KUCHING: Based on Bank Negara Malaysia’s (BNM) financial stability review, Malaysia’s financial institutions have been viewed as resilient enough against repercussions of the Coronavirus Disease 2019 (Covid-19) outbreak.
However, analysts warned that there will be more headwinds ahead for banks now given the current recessionary environment in 2020.
In a report, the research team at Affin Hwang Investment Bank Bhd (AffinHwang Capital) commented: “Though the Malaysian banking sector continues to be backed by resilient and strong fundamentals, the sector is facing more headwinds now given a recessionary environment in 2020, with the risk of contraction in credit growth and deteriorating asset quality (as default rates may rise after the six-month moratorium period expires).
“In addition, a few key banks’ exposure to the oil & gas (O&G) sector may pose downside risks as the oil price stays low.”
Of note, BNM acknowledges that the Malaysian banking sector continues to display strength, supported by strong capital buffers and sufficient liquidity, while household risk to the financial system is mitigated by sustained debt-servicing capacity and lower exposure of the banking system to vulnerable households (with wages more than RM3,000 per month).

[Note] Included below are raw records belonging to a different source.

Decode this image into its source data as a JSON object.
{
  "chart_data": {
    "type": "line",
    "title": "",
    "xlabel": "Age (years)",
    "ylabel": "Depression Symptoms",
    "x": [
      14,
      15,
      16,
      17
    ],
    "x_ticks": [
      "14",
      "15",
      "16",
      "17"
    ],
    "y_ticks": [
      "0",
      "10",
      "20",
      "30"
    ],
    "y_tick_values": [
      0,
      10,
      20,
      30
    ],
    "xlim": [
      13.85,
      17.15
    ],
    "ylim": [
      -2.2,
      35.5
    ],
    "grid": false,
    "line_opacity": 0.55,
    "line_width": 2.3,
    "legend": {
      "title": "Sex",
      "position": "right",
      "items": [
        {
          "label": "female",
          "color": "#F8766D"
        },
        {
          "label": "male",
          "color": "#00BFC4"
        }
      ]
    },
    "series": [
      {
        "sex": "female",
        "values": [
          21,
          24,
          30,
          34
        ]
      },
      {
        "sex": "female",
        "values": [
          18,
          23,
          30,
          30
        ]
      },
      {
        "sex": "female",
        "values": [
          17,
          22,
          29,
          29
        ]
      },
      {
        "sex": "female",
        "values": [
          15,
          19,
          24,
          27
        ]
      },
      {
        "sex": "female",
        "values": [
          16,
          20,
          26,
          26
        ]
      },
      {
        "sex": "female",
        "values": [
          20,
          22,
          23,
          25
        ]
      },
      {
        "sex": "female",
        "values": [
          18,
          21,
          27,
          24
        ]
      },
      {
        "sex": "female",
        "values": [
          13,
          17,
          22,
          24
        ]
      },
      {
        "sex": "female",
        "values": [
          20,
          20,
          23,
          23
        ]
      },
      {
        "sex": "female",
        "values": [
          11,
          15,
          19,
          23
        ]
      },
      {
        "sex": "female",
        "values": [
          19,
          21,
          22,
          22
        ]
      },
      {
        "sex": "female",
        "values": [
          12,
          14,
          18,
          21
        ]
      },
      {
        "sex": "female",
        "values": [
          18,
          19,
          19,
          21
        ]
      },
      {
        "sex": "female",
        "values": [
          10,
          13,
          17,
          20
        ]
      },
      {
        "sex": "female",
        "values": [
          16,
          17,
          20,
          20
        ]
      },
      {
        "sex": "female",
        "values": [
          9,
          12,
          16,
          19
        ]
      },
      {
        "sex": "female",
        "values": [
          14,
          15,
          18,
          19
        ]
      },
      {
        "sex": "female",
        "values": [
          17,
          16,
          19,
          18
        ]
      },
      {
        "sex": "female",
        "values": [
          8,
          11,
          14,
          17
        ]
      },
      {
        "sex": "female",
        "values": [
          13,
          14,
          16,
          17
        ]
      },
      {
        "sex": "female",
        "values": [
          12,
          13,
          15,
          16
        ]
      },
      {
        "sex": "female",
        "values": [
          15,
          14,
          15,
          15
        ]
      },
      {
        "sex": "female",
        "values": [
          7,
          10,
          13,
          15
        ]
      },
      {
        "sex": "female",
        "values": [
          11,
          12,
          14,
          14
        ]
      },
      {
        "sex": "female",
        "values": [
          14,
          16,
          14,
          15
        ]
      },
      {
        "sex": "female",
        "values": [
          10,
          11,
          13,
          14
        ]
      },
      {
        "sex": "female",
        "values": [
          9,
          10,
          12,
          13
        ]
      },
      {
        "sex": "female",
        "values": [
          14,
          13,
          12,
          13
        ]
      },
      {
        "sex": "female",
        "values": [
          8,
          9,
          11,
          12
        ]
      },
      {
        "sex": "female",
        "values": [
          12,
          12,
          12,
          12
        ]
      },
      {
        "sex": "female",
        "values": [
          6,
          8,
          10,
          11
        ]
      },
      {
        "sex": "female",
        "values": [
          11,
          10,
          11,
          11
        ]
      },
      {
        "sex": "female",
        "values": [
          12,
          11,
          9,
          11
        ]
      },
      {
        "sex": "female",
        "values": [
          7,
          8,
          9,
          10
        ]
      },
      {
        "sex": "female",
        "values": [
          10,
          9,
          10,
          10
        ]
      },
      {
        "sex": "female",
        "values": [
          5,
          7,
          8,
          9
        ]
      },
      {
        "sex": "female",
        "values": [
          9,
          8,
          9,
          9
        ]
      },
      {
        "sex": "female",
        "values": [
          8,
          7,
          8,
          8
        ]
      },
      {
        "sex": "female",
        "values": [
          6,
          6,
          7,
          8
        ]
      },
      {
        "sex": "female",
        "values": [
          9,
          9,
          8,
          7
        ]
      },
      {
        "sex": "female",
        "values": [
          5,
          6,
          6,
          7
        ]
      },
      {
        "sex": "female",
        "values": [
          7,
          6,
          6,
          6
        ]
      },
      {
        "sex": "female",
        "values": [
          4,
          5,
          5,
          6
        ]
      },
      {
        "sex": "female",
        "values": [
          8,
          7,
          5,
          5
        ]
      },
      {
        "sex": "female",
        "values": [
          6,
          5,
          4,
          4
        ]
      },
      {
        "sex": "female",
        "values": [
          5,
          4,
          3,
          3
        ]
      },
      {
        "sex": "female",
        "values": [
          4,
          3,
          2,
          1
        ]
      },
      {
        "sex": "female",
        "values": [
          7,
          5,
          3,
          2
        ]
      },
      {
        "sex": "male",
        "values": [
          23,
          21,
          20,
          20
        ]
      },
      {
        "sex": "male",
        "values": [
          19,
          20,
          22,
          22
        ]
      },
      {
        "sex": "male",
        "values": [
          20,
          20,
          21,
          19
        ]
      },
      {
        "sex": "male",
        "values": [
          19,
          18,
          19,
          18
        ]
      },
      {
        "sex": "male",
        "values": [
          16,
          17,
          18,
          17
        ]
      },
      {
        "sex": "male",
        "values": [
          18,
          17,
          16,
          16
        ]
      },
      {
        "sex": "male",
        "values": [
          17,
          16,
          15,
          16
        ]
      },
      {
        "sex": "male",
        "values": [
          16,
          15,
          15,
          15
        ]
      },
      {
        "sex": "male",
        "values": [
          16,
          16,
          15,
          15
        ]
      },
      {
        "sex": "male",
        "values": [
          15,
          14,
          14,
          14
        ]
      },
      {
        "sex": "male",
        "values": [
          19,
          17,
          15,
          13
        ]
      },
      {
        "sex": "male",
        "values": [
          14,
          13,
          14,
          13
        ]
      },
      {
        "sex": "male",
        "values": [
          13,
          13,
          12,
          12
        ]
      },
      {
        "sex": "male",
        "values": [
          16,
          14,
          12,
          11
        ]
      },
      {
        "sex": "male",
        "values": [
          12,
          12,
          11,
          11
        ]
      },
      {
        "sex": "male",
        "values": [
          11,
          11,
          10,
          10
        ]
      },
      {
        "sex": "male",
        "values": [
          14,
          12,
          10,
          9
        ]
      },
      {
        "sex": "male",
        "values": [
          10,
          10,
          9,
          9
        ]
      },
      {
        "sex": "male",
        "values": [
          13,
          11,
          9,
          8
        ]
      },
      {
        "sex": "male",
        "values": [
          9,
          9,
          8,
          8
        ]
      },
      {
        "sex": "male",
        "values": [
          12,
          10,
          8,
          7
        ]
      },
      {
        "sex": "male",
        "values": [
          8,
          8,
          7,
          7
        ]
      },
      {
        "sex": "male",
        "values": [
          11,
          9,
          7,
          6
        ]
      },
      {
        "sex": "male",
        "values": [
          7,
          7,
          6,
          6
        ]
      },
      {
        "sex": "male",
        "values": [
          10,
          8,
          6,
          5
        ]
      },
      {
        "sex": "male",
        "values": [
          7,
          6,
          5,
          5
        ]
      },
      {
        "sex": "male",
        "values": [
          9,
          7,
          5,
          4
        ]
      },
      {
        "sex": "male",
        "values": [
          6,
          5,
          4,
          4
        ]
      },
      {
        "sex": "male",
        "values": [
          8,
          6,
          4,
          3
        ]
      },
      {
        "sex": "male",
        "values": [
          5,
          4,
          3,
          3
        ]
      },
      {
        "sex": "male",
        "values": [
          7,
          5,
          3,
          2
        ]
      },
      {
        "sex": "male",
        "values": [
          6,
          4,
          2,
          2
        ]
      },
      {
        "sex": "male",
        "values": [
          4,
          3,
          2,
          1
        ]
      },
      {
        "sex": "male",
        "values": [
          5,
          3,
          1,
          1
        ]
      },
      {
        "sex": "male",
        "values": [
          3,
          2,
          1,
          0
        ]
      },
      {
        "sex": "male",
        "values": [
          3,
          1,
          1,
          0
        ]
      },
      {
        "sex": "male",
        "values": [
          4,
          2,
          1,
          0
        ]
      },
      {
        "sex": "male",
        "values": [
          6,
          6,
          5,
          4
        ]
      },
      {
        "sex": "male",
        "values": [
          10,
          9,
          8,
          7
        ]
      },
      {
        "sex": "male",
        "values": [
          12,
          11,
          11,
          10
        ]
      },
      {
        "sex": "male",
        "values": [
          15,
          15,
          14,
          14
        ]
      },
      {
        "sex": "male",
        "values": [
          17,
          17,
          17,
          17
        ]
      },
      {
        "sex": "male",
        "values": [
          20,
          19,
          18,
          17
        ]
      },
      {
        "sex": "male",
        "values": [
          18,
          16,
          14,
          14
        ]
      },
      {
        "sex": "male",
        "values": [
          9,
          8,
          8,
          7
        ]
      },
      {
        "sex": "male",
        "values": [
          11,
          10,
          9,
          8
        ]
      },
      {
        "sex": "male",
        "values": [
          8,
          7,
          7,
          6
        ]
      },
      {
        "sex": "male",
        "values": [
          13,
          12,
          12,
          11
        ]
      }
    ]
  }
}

AffinHwang Capital also noted that the debt-servicing capacity of the business sector, remained intact at this juncture.
However, on the banking sector near-term outlook, AffinHwang Capital pointed out that a contraction in loans growth is expected for 2020, coming from the auto, residential property, commercial property and trade financing segments.
“Banks continue to face asset quality risks from their O&G portfolio, largely big ones such as Maybank, CIMB, RHB and AMMB. Dividend restrictions may potentially be triggered if BNM decides to take a more cautious stance,” it added.
Despite the headwinds, analysts have also pointed out that Malaysia’s financial institutions are facing these headwinds in a “position of strength”.
“It is without any doubt that banks will be impacted by the twin headwinds of low oil prices and the Covid-19 pandemic.
“We expect asset quality and credit cost will be impacted by rise in delinquencies as economic activities slows especially during the Movement Control Order (MCO).
“However, we believe that the banks are facing these headwinds in a position of strength. Excess capital buffer, which is capital above the regulatory requirements, stood at RM119 billion as at end 2019.
“Furthermore, the continued profitability has further strengthening banks’ solvency positions,” MIDF Amanah Investment Bank Bhd’s research team (MIDF Research) highlighted.
“We are cognisant of the impact that Covid-19, the loan moratorium and MCO will have on banks profitability and asset quality.
“However, we believe that the banks are facing these headwinds in a position of strength due to build up of capital buffer.
“Furthermore, we opine that the moratorium and other measures announced by BNM recently are positive for the banking sector as it addresses the issue of asset quality and liquidity, and to certain extent cost of fund. It provides much breathing space for the banks.
“Therefore, we maintain our ‘positive’ stance on the sector,” it added.